Logo Polskiego Radia
POSŁUCHAJ
IAR / PAP
Adam Kaliński 07.02.2018

Bruksela: zgoda na rynek mocy w Polsce

Komisja Europejska zaakceptowała polskie plany dotyczące rynku mocy. Chodzi o dodatkowe wsparcie dla państwowych koncernów energetycznych w zamian za zobowiązanie do zapewnienia ciągłości dostaw.
Posłuchaj
  • Beata Płomecka z Brukseli o zaakceptowaniu przez KE polskich planów dotyczących rynku mocy.

Chodzi nie tylko za energię dostarczoną, ale również za gotowość do jej zaoferowania. Zgoda Brukseli w tej sprawie była konieczna, bo jest to element pomocy publicznej, która w Unii jest ściśle monitorowana i obwarowana warunkami.

Zgoda po roku negocjacji

Polska prowadziła konsultacje z Brukselą od ponad roku, w tym czasie Komisja sprawdzała, czy subsydiowanie z publicznych pieniędzy wybranych przedsiębiorstw może naruszać zasady pomocy państwa i zakłócać konkurencję na unijnym rynku.

Teraz komisarz odpowiedzialna za konkurencję Margrethe Vestager poinformowała, że po uważnej analizie zdecydowała się wydać zgodę na rynek mocy w Polsce.

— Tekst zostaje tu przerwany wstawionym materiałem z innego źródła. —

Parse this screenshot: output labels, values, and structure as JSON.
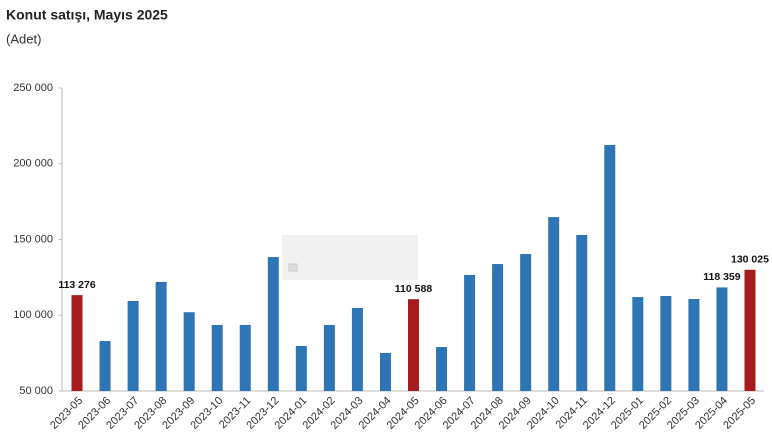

Komisja uznała, że daje on gwarancje bezpieczeństwa dostaw energii, zapewniając także ochronę konkurencji na unijnym rynku.

Nie tylko Polska

"Polska wykazała, że na rynku energii elektrycznej występują niedoskonałości, które sprawiają, że ceny nie zapewniają odpowiednich zachęt dla wytwórców energii do utrzymania istniejących mocy na rynku lub do inwestowania w nowe zdolności wytwórcze" – czytamy w oświadczeniu Komisji Europejskiej.

Oprócz Polski zielone światło na mechanizmy zdolności wytwórczych, które mają zapewnić bezpieczeństwo dostaw energii elektrycznej otrzymały: Belgia, Francja, Niemcy, Grecja i Włochy.

Rynek mocy wesprze rozwój 

Jak skomentował decyzję KE minister energii Krzysztof Tchórzewski, rynek mocy gwarantuje realizację polskich ambicji rozwojowych, które nierozerwalnie łączą się ze wzrostem zużycia energii elektrycznej na mieszkańca.

"Jeżeli w życiu codziennych chcemy się czuć jak mieszkańcy Europy Zachodniej, to oznacza wzrost zużycia energii elektrycznej o 30-40 proc. w ciągu najbliższych kilkunastu lat, a na pewno o 25 proc. do 2030 r. I rynek mocy to gwarantuje" – powiedział szef resortu energii.

Dodał, że dzięki temu będzie się opłacało budować elektrownie konwencjonalne – nie tylko węglowe, ale i gazowe. "Bo dziś i jednych i drugich z punktu widzenia rynku obydwu typów budować się nie opłaca" – zaznaczył.

Spadnie udział węgla

Tchórzewski przypomniał, że w negocjacjach z KE rząd stał na stanowisku, że udział węgla w produkcji energii elektrycznej spadnie do roku 2050 do poziomu 50 proc.

"Uznaliśmy, że to granica możliwa ekonomicznie. Dziś węgiel to 70 proc., a biorąc pod uwagę również produkcję ciepła to ponad 80 proc. Zatem cel na 2050 r. to zadanie ambitne, ale uznaliśmy że jest możliwe do wykonania, biorąc pod uwagę również energetykę jądrową" – stwierdził minister.

Jak wyjaśnił, mechanizm mocowy będzie w pełni rynkowy, co oznacza, że kontrakty na dostawę mocy zawierane będą w wyniku przeprowadzenia aukcji na moc i otrzyma go ten dostawca mocy, który zaoferuje najniższą cenę za odpowiednią ilość mocy.